Если вы не НЕ существующий человек, вы не сможете быть счастливым. Что есть жизнь? Жизнь – картина человека, который страдает от депрессии и самосожжения. Эта жизнь полна образов и воображения, как это было в прошлом, и она улыбается и над тобой стебётся, и сама через тебя над тобой вздыхает… – какой беспорядок!

Добро пожаловать в мир боли и печалей! Самое главное в мире – это то, что он бесплатный и простой в использовании, но за всё придётся платить и придётся изучать инструкции по использованию, иначе не он сломается, а тебя сломает. Это тот мир, в котором люди потеряли рассудок.
В этом мире есть что делать, но это не имеет смысла. Слова, которые имеют смысл, являются вирусами. Смысл имеет только то, во что веришь.

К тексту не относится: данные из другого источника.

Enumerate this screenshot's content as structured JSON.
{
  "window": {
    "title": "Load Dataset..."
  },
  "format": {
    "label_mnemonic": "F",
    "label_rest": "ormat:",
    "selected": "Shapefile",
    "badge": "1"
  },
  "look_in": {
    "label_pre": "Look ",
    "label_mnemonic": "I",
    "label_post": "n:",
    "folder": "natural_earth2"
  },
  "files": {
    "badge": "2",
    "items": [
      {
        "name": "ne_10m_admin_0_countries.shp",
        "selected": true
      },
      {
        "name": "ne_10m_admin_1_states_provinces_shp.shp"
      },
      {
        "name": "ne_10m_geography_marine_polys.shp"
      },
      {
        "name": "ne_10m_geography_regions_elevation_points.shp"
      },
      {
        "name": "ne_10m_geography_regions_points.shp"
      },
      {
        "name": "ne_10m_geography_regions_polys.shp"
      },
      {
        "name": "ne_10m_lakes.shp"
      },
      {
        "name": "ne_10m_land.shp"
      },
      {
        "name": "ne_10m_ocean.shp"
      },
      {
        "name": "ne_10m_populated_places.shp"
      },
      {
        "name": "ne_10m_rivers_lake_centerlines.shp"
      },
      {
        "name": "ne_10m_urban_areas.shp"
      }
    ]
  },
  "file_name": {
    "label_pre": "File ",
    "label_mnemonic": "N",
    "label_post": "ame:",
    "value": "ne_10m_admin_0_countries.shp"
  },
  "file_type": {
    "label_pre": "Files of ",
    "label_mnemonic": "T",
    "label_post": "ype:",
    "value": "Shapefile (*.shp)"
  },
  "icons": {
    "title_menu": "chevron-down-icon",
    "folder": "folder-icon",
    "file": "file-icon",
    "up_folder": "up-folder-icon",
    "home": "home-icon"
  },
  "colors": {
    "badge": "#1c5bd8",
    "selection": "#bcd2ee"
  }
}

Психическое здоровье человеческого организма на самом деле относительно отсутствует. Психическое расстройство под названием «самолюбование» заставляет сильно страдать из-за побочной способности мозга делать тебя несчастным. Если твой разум вдруг на время проснулся от психического расстройства, которое тебя заставило страдать, единственное, что ты можешь сделать в период бодрствования – это вовлечь себя в нереальность. Он разум с каждым годом уходит, остаются лишь призраки мышления. Всё вымышленное и все вымышленные – это единственное, что со мной и единственные, кто со мной.
Тебе важно сохранить все рыдания с призраками жизни? Ты тащишься от призраков? Значит, тащишь на себе всё то, что обеспечивает абсурд этой жизни. Не понимая, что это абсурд.

Ты попал туда, куда хотел! Ты попал, хотя тебя никто не спрашивал!

А кто не тащится? А такие, интересно, есть? Вот сейчас сообразим на троих и посмотрим!


ГЛАВА 6. ЭПИЛОГ СТАНОВИТСЯ ПРОЛОГОМ. ИЛИ ЭПИТАФИЕЙ

Когда ты находишься посреди реки, река находится там же. Но когда ты находишься вне игры, ты даже проиграть не можешь. Увы, ты не единственный, кто не единственный, но это совсем другая история.

«Парадняк» оказался не ресторанным заведением, а рюмочной – но рюмочной точно под парадную. Всё было соблюдено, даже тёмные разводы возле обшарпанных ступенек на входе и лёгкий, но вполне чувствительный кошачий запашок в тамбуре. Стены несли на себе словесные образы, алфавит в пылу вымышленного контекста… Вот ведь какая масть: и тут – образы!

Самой необычной, интригующе-оригинальной была нацарапанная надпись «Я не хочу быть гражданином, я не хочу пить водку, я не хочу пить, я не хочу!».

Но Тараканов с Петровым и Бошировым хотели пить и хотели пить именно водку. И значит, хотели быть гражданами своей страны. В отличие от некоторых, но это уже отдельная история.
Мало того, они пришли с устремлением… да что там мелочиться, с устойчивым намерением соОБРАЗить на троих. А «соображать», заметьте, не от слова «цель», а от слова «образ»!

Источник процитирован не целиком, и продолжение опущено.